MAINZ. In Rheinland-Pfalz darf der Einzelhandel ab Montag in weiten Teilen des Landes unter Auflagen wieder öffnen.

In Geschäften mit einer Größe bis 800 Quadratmeter werde dabei eine Beschränkung von einem Kunden pro 10 Quadratmetern gelten, kündigte Ministerpräsidentin Malu Dreyer (SPD) am Freitag nach der Sitzung des Kabinetts in Mainz an.

Für größere Geschäfte gelten 20 Quadratmeter pro Kunde. Dreyer verwies darauf, dass die sogenannte Sieben-Tage-Inzidenz den siebten Tag in Folge landesweit unter dem Wert von 50 liege. In Landkreisen mit einem Wert über 100 sollen die Lockerungen im Handel nicht eingeführt werden. Am Freitag waren dies die Kreise Germersheim mit 130,2 und Altenkirchen mit 121,1.

Wenn die Inzidenzwerte landesweit an drei Tagen in Folge über einen Wert von 50 steigen, sollen die Lockerungen in Kommunen, die oberhalb dieser Schwelle liegen, wieder zurückgefahren werden.

Rheinland-Pfalz ist neben Schleswig-Holstein derzeit das einzige Bundesland, bei dem die Inzidenz seit einigen Tagen stabil unter 50 liegt.
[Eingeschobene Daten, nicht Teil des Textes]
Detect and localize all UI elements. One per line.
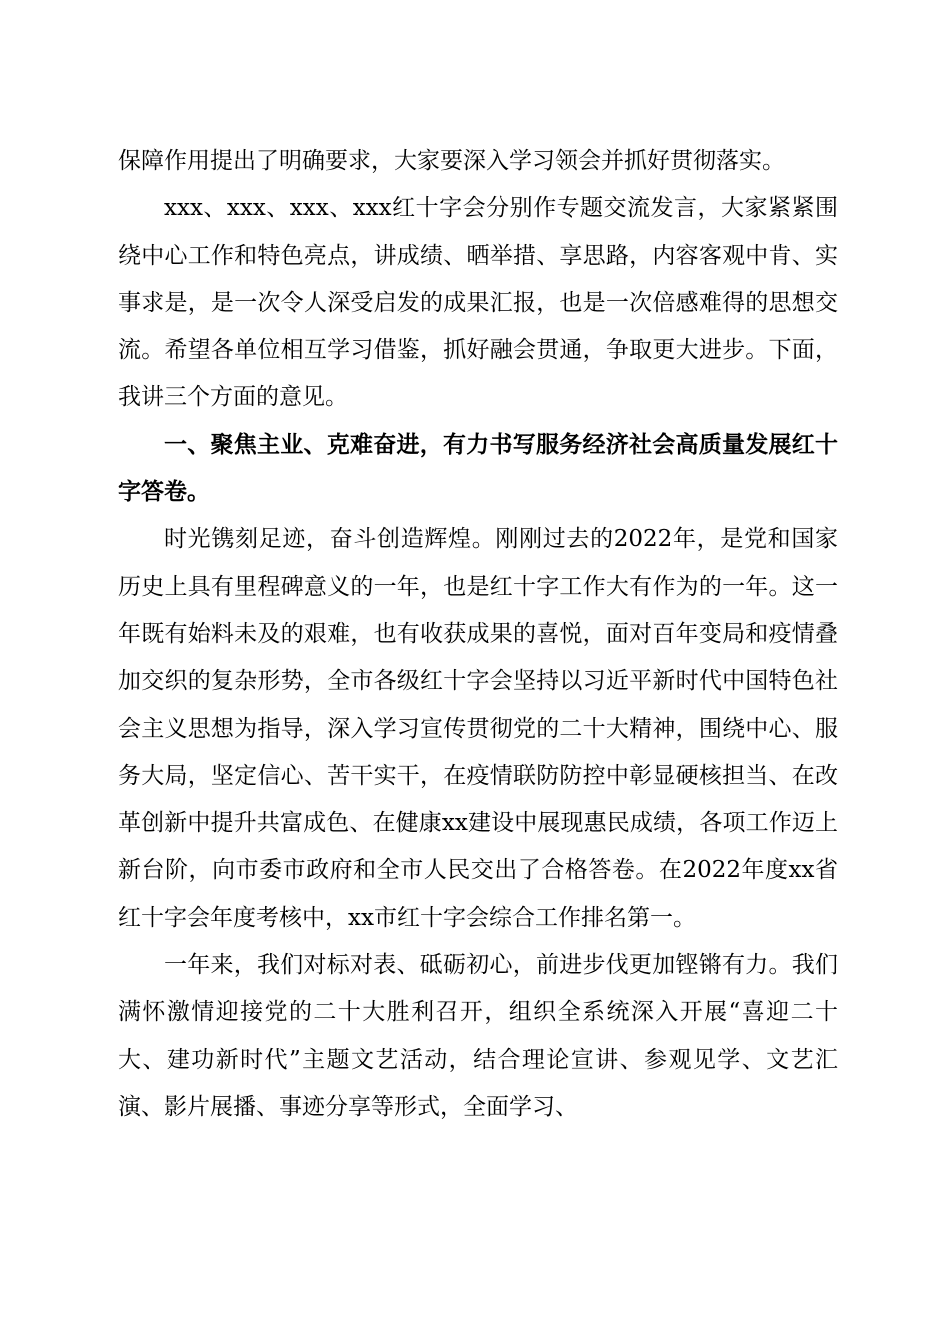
paragraph-exchange-speeches: xxx、xxx、xxx、xxx红十字会分别作专题交流发言，大家紧紧围绕中心工作和特色亮点，讲成绩、晒举措、享思路，内容客观中肯、实事求是，是一次令人深受启发的成果汇报，也是一次倍感难得的思想交流。希望各单位相互学习借鉴，抓好融会贯通，争取更大进步。下面，我讲三个方面的意见。 bbox=[118, 195, 838, 411]
section-heading-1: 一、聚焦主业、克难奋进，有力书写服务经济社会高质量发展红十字答卷。 bbox=[118, 431, 838, 506]
paragraph-2022-review: 时光镌刻足迹，奋斗创造辉煌。刚刚过去的2022年，是党和国家历史上具有里程碑意义的一年，也是红十字工作大有作为的一年。这一年既有始料未及的艰难，也有收获成果的喜悦，面对百年变局和疫情叠加交织的复杂形势，全市各级红十字会坚持以习近平新时代中国特色社会主义思想为指导，深入学习宣传贯彻党的二十大精神，围绕中心、服务大局，坚定信心、苦干实干，在疫情联防防控中彰显硬核担当、在改革创新中提升共富成色、在健康xx建设中展现惠民成绩，各项工作迈上新台阶，向市委市政府和全市人民交出了合格答卷。在2022年度xx省红十字会年度考核中，xx市红十字会综合工作排名第一。 bbox=[118, 526, 838, 931]
paragraph-continuation: 保障作用提出了明确要求，大家要深入学习领会并抓好贯彻落实。 bbox=[118, 148, 785, 174]
document-body bbox=[118, 138, 838, 1131]
paragraph-year-achievements: 一年来，我们对标对表、砥砺初心，前进步伐更加铿锵有力。我们满怀激情迎接党的二十大胜利召开，组织全系统深入开展“喜迎二十大、建功新时代”主题文艺活动，结合理论宣讲、参观见学、文艺汇演、影片展播、事迹分享等形式，全面学习、 bbox=[118, 952, 838, 1120]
Die Inzidenz bezeichnet die Zahl der gemeldeten Neuinfektionen pro 100 000 Einwohnern in den vergangenen sieben Tagen. Schleswig-Holstein hatte sich bereits am Donnerstag dafür entschieden, die Geschäfte zu öffnen.
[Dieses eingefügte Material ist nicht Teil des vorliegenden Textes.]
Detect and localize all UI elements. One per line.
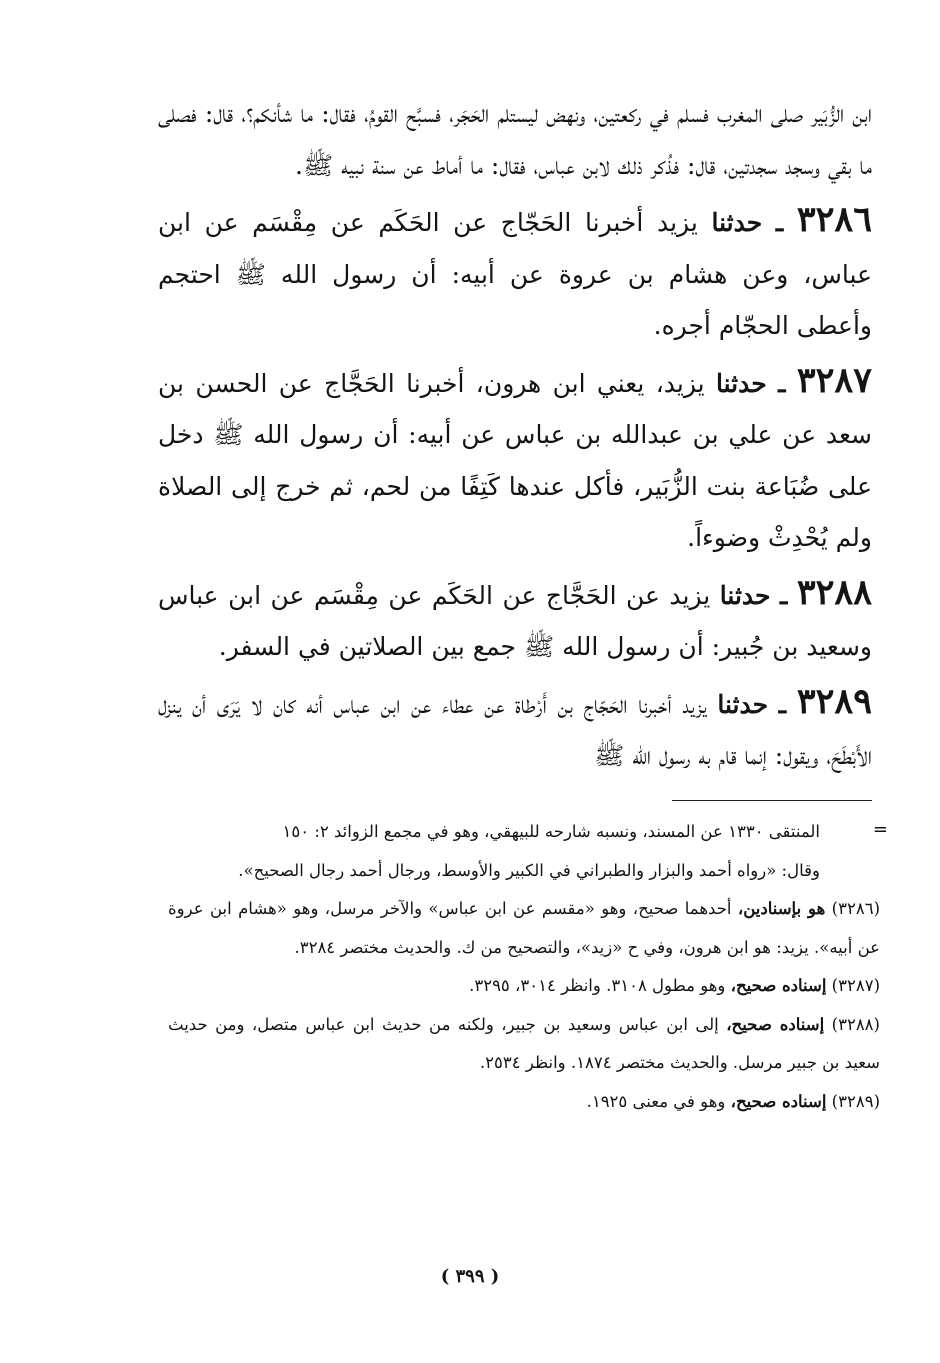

Dreyer hatte vor der Entscheidung zur Lockerung mit Vertretern der Industrie- und Handelskammern (IHK), des Handelsverbandes und der Kommunalen Spitzenverbände gesprochen. Der Handelsverband hatte am Donnerstag baldige Lockerungen der Corona-Maßnahmen verlangt. „Wir bräuchten die Öffnung. Insbesondere der stark gebeutelte Textilhandel, die Menschen aber auch. Jeder sehnt sich zurück in Richtung Normalität“, hatte Hauptgeschäftsführer Thomas Scherer nach den Bund-Länder-Beschlüssen gesagt.

1 KOMMENTAR

  1. So erfreulich eine Öffnung der Geschäfte für die Inhaber derer ist, aber auch für uns Kunden, so sollten wir hier in RLP nicht vergessen, dass Wahlen anstehen und Frau Dreye gezwungen ist, beim Wahlvolk Schönwetter zu machen. Die vorgesehene Lockerung erfolgt m.E. nur aus reinem Machtkalkül. Gemäß dem Spruch „Panem et circenses“ sollen die Wähler zufrieden gestellt werden.
    Nach erfolgter Wahl wird es heißen: „Was stört mich mein Geschwätz von gestern“.
    Nutzen wir also die nächste Woche, beachten allerdings auch die vorgeschriebenen Hygienemaßnahmen, vergessen jedoch für einige Tage die Politik und lassen uns nicht von der Machtgier der Parteien blenden.